La mort subite du nourrisson : quelques chiffres
La mort subite du nourrisson, quand on est une jeune maman, est une angoisse des premiers jours. Mais la peur n’évite pas le danger et malheureusement, rester au chevet du berceau ne change rien. Le plus important est de retenir ces chiffres : la mort subite du nourrisson a en effet reculé de 76% en 15 ans. On est passé de plus de 1000 décès par an à 240. C’est bien mais pour certaines, 240, c’est encore trop. Et si, près de la moitié de ces décès ont été classés morts inexpliquées, des facteurs de risque comme la présence d’objets dans le lit trop proches du visage de l’enfant ont été mis en évidence.

Ce qui peut entrainer mort subite du nourrisson
Même si les causes réelles sont parfois difficiles à cerner, plusieurs facteurs interviennent et il s’agit donc de les avoir en tête pour modifier certains de nos comportements. En clair, en tant que jeunes parents, nous croyons faire bien en surprotégeant nos enfants mais dans les faits, il arrive que cela soit fatal. On parle communément de mort subite du nourrisson jusqu’à l’âge de 6 mois, sachant que le drame intervient le plus souvent entre 2 et 4 mois. Apparemment, rien n’indique cliniquement parlant que l’enfant allait mourir. L’enfant est retrouvé mort dans son lit ou dans sa poussette, des suites d’une suffocation (un objet ou une peluche peut l’avoir empêché de bien respirer jusqu’à provoquer son étouffement), du tabagisme de sa mère alors qu’elle était enceinte ou du tabagisme passif, d’une chambre insuffisamment chauffée.
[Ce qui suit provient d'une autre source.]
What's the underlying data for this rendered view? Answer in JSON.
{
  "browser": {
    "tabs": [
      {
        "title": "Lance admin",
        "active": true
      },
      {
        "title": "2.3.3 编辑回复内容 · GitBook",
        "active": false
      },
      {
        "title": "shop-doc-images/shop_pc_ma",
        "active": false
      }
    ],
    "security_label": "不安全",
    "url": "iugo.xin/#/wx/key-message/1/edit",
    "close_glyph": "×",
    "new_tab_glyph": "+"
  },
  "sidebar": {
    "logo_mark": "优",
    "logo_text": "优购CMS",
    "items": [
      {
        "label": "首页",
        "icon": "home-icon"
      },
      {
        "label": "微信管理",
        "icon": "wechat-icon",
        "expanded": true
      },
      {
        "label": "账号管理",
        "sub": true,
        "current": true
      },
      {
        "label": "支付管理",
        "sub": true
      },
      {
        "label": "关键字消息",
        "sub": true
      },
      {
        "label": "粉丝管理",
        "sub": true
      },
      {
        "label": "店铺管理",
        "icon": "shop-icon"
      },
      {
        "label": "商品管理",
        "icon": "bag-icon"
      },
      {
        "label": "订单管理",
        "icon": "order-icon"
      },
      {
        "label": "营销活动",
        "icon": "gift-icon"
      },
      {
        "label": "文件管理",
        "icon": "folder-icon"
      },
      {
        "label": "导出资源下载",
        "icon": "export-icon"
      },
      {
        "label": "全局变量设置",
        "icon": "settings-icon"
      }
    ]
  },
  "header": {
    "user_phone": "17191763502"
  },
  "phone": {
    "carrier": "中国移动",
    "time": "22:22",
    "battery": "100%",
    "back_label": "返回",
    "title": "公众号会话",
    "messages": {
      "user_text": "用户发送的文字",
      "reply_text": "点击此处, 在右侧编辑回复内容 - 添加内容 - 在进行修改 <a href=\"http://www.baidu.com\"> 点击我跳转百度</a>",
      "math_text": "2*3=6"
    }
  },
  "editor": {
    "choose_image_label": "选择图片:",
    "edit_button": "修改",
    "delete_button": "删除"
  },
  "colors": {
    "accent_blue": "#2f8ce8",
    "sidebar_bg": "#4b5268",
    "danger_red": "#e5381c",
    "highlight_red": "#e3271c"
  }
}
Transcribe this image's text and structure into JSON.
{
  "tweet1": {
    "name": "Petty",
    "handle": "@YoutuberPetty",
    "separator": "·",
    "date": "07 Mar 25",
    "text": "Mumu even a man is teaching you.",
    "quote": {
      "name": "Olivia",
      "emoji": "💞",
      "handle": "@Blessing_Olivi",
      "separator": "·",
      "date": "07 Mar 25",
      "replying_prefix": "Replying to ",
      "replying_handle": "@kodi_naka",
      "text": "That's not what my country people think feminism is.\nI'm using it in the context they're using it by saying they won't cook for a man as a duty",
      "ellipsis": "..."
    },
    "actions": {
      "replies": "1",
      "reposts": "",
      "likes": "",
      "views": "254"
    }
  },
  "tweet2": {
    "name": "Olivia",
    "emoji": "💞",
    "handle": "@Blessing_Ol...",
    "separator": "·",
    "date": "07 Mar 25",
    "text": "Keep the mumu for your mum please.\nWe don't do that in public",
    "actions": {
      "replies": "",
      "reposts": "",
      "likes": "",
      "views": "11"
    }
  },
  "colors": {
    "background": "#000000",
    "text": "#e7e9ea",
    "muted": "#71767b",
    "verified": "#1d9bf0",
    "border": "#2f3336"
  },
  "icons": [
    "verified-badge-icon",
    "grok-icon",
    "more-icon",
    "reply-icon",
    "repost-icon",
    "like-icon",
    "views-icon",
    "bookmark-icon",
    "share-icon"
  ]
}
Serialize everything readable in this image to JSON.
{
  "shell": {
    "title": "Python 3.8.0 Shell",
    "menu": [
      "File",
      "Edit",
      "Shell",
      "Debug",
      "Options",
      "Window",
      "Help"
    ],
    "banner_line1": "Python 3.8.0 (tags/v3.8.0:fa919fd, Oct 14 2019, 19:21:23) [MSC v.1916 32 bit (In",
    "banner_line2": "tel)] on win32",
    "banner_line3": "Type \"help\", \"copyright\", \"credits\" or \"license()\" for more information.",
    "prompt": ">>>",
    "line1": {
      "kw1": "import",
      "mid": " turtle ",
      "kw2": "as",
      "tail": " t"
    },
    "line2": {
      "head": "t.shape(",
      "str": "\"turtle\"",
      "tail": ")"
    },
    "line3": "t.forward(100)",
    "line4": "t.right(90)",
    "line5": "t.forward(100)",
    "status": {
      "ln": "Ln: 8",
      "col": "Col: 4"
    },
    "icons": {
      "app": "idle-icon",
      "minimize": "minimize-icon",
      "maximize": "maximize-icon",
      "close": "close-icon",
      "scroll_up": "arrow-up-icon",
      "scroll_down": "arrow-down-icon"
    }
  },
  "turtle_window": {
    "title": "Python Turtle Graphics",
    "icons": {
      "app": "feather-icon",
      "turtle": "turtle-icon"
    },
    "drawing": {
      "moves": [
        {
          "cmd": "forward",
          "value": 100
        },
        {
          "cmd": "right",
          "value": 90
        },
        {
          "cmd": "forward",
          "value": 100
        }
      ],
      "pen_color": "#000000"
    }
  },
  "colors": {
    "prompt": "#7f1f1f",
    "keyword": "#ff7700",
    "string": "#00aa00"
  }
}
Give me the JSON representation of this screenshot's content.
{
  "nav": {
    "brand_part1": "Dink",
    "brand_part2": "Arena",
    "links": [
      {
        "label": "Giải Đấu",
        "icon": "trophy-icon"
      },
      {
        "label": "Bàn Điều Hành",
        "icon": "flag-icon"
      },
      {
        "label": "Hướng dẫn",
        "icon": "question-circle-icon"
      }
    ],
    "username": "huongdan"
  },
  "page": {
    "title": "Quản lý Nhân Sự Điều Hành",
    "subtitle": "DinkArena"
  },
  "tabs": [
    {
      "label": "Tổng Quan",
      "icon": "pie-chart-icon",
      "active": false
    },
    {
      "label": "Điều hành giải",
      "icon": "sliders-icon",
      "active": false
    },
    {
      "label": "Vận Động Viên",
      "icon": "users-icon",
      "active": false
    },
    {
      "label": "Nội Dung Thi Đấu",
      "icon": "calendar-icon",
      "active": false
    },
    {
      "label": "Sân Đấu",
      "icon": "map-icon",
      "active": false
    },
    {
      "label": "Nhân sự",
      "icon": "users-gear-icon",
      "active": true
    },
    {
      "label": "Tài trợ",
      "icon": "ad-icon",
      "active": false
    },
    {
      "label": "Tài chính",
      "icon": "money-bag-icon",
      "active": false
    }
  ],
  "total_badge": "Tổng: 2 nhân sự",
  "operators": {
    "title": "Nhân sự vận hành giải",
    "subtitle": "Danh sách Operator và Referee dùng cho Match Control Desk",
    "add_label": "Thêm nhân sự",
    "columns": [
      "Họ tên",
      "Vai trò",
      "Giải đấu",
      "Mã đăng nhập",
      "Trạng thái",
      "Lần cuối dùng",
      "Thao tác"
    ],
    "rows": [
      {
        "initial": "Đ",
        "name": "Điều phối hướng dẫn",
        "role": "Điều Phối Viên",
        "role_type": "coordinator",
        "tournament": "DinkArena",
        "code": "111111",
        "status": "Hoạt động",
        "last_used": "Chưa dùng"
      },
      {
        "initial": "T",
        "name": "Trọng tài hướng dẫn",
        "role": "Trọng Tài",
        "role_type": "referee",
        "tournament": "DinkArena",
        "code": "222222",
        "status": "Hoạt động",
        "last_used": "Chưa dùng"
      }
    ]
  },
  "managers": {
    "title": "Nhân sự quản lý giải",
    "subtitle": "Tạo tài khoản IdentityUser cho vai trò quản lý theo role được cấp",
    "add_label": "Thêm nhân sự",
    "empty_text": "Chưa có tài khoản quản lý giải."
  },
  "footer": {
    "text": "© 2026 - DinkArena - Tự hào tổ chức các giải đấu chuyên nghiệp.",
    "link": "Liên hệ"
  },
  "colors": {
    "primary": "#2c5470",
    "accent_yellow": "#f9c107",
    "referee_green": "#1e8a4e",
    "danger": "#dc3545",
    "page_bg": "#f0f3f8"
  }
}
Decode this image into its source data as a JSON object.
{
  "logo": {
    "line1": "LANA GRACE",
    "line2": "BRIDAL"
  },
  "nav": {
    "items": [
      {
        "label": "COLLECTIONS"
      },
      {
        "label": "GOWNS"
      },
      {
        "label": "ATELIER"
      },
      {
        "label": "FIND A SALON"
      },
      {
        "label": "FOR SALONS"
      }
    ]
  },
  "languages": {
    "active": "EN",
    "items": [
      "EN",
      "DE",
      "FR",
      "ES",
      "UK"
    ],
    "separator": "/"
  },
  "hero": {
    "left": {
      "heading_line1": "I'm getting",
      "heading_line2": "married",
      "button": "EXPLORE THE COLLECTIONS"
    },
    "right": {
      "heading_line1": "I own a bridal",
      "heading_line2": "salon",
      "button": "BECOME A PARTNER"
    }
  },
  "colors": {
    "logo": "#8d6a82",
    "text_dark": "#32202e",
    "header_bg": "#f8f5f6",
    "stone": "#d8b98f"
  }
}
Bien sûr, la cause qui revient très souvent concerne le couchage : sur le ventre, les risques sont plus élevés, d’où les campagnes de prévention du ministère de la santé pour inciter au couchage sur le dos des bébés. Ensuite, des recherches scientifiques confirment d’autres facteurs possibles : une infection de l’enfant, souvent d’ordre respiratoire, la prématurité de l’enfant, son sexe (les garçons étant deux fois plus touchés que les filles), s’il est souvent victime de reflux gastro-oesophagien, si un de ses frères et sœurs est déjà mort subitement.

Les bons gestes pour prévenir une mort subite du nourrisson
C’est la première règle à adopter sitôt que l’on a un bébé, règle d’ailleurs plébiscitée par le corps médical : faire dormir son bébé sur le dos. Si vous optez pour un tour de lit, veillez à ce qu’il ne soit pas trop épais pour éviter que votre enfant ne s’étouffe avec. Evitez aussi de surcharger le lit en peluches et autres doudous. Concernant les cales-bébés, il y a du pour et du contre, sachant que si l’enfant se retourne, il a un risque de s’étouffer avec le cale-bébé. Il convient d’acheter un matelas ferme et une gigoteuse ou turbulette. Enfin, même si cela vous semble naturel, ne dormez pas ou ne faites pas dormir votre enfant avec quelqu’un d’autre. Si le bébé a son propre lit, il aura moins de risque de mourir par suffocation. Si vraiment la peur de perdre votre enfant les premiers jours vous hante, parlez-en à votre médecin, il vous déculpabilisera. Car là est l’essentiel, ne jamais vous rendre responsable, ne jamais penser que cela peut se reproduire…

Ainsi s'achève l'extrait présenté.